Afterwards, when we had all pulled crackers and donned fancy hats and paper masks, we were served with our choice of plum puddings or hot coddlings, mince pies or pumpkin tart. The boys went outside into the courtyard, busy with their new bicycles, their airguns and their Elastolin infantry. Billy wound up the gramophone and played us carols, traditional songs and the latest numbers from Broadway and the talkies. He bought his records at enormous expense, he said, in a shop off the Via Napoleon III. All the Americans and English people went there. One of the new numbers was ‘The Singing Buckaroo’, from the film of the same name. ’You have your imitators now, Max,’ said Ethel. ‘You should be flattered.’ In a way I was, but it is depressing to see one’s best work badly imitated and the imitation come to represent the original. One is subjected to ignorant condescension by the young who know only those who stole from you. We live in a world where thieves are rewarded as a matter of course and honest men are degraded and mocked.

At about eight o’clock, as we danced to the rhythms of the latest orchestras, the telephone rang. Ethel Grisham cried, ‘Oh, no! Not the paper!’ and Billy went grimly to the hall where he answered the instrument. We heard only a few words, which offered no clue to the conversation, and then Billy was back, grinning in a rather mysterious way and frowning at the same time. ‘It’s for you, Max,’ he said. ‘A woman. She preferred not to give me her name. She said it was very urgent. Would you mind speaking to her?’ And he led me back to the telephone, leaving directly I had picked it up.

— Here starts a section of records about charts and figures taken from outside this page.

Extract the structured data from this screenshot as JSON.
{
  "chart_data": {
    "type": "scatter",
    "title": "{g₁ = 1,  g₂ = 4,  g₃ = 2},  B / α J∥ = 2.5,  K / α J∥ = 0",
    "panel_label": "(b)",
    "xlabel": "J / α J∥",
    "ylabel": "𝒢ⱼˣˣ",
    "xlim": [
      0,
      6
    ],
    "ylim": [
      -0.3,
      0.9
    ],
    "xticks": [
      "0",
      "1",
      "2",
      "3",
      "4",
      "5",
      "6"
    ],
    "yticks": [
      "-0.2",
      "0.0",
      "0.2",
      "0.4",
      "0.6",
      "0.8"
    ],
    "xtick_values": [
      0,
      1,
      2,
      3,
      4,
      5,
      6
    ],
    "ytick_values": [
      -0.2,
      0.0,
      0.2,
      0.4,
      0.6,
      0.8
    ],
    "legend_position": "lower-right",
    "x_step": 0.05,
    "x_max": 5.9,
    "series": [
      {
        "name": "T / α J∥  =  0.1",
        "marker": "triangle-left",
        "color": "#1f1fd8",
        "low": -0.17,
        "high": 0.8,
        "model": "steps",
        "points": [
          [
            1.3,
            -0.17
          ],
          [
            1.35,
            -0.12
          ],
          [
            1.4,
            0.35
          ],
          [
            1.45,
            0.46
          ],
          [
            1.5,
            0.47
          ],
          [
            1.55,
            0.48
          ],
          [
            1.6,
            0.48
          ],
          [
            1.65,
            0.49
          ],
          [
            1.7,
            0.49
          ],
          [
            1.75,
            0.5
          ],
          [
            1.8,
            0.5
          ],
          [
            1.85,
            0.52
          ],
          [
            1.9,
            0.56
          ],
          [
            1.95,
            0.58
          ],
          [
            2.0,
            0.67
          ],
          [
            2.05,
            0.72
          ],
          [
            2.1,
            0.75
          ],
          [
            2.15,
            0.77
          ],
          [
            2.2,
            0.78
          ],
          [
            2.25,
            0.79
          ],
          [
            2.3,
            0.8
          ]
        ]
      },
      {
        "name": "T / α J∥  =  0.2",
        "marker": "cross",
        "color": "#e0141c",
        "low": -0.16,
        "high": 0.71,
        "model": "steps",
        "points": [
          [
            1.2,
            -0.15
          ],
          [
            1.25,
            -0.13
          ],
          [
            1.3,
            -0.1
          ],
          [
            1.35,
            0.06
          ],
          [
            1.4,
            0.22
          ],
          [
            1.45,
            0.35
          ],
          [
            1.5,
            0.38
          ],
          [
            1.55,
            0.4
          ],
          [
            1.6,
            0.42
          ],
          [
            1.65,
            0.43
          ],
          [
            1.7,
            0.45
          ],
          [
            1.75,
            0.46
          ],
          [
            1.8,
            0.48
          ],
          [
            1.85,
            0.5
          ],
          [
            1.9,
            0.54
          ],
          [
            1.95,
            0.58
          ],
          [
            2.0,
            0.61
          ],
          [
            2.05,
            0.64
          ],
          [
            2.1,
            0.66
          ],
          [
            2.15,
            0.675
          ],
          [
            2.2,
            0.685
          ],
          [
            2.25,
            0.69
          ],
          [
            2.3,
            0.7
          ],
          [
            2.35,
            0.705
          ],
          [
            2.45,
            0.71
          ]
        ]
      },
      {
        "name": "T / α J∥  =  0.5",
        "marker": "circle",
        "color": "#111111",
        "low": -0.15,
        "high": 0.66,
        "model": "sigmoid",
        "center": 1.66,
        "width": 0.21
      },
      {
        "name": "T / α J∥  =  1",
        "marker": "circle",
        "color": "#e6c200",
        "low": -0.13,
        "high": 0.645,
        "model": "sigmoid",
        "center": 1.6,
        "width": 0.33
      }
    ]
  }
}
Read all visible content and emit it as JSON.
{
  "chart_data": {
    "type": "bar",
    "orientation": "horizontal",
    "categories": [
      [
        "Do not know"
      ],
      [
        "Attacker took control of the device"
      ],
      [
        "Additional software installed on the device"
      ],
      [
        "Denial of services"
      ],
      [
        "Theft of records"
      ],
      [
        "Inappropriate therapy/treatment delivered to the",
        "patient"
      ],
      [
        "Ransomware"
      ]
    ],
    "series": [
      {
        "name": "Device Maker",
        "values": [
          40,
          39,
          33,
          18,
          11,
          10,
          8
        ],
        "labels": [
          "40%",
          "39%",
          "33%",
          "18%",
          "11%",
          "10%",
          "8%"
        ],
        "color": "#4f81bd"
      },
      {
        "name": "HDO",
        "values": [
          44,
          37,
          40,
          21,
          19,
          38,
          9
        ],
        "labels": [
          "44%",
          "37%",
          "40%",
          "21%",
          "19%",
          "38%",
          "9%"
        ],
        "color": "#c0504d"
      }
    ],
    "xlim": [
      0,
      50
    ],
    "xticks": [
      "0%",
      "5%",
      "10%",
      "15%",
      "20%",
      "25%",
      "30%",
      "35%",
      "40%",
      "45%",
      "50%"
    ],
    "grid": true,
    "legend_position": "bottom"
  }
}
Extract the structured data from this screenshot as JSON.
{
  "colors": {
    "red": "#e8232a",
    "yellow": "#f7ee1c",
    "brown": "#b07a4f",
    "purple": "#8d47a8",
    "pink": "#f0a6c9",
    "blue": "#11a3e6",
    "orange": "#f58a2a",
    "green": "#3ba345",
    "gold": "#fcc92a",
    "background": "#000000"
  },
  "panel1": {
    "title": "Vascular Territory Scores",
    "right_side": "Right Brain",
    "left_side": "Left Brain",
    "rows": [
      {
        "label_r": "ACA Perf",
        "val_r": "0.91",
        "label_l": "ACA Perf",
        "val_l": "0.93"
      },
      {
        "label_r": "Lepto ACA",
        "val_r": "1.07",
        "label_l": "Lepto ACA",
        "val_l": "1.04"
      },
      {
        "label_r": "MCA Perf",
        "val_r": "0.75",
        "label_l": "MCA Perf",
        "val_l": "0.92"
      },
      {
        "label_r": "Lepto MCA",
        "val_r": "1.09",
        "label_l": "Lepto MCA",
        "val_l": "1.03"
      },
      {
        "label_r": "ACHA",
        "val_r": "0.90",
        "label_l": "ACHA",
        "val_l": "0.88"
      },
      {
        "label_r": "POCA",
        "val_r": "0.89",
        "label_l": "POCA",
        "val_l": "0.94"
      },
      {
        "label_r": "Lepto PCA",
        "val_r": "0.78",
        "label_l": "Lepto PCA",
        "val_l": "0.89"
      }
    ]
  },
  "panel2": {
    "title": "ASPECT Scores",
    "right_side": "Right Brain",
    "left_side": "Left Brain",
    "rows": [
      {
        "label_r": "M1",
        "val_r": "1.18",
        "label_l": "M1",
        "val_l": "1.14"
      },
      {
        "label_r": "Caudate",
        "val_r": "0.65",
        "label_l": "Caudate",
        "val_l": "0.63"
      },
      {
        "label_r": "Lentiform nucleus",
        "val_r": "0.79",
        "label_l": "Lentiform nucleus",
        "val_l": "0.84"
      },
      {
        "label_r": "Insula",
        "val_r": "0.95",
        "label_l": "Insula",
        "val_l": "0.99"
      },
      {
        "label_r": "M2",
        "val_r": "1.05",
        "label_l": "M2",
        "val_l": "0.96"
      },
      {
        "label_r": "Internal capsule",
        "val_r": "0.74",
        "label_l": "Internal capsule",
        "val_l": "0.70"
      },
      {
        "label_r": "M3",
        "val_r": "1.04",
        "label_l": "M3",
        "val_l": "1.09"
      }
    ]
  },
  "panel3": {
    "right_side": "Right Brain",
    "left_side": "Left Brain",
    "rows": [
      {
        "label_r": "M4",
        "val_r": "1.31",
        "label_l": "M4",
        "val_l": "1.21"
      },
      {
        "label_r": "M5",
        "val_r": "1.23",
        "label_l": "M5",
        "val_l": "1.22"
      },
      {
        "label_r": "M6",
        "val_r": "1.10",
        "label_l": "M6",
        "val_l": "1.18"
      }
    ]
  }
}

I thought it would be da Bazzanno’s mistress. I had been reminded of her by my friend’s disappearance and for some reason had expected her to contact me. But it was not Laura. The woman was Margherita Sarfatti. I was sure Billy had recognised her distinctive English. Rapidly and apologetically she asked me if I could be ready to see her in about two hours. I hesitated. She was insistent. ‘This is a matter of considerable importance,’ she said, ‘and I suspect you will find it in your interest.’ Enraptured by the glow of this American Christmas, I remained reluctant. ‘Mr Peters,’ she said at last, ‘I have to tell you that I speak on a matter of state. I am permitted to say no more.’

Of course I could only agree to her request. She informed me that a car would call for me at ten o’clock. It might be wise to wear a topcoat and some gloves, since it was cool tonight. She would be obliged if I said as little as I could to my host and hostess. I told her I had no problems with discretion.

In truth I had little to report. My eager friends awaited an announcement. I shrugged as I returned to them. ‘I am supposed to wear an overcoat,’ I told them. ‘It is a cool night. A car’s coming at ten. I can tell you nothing else.’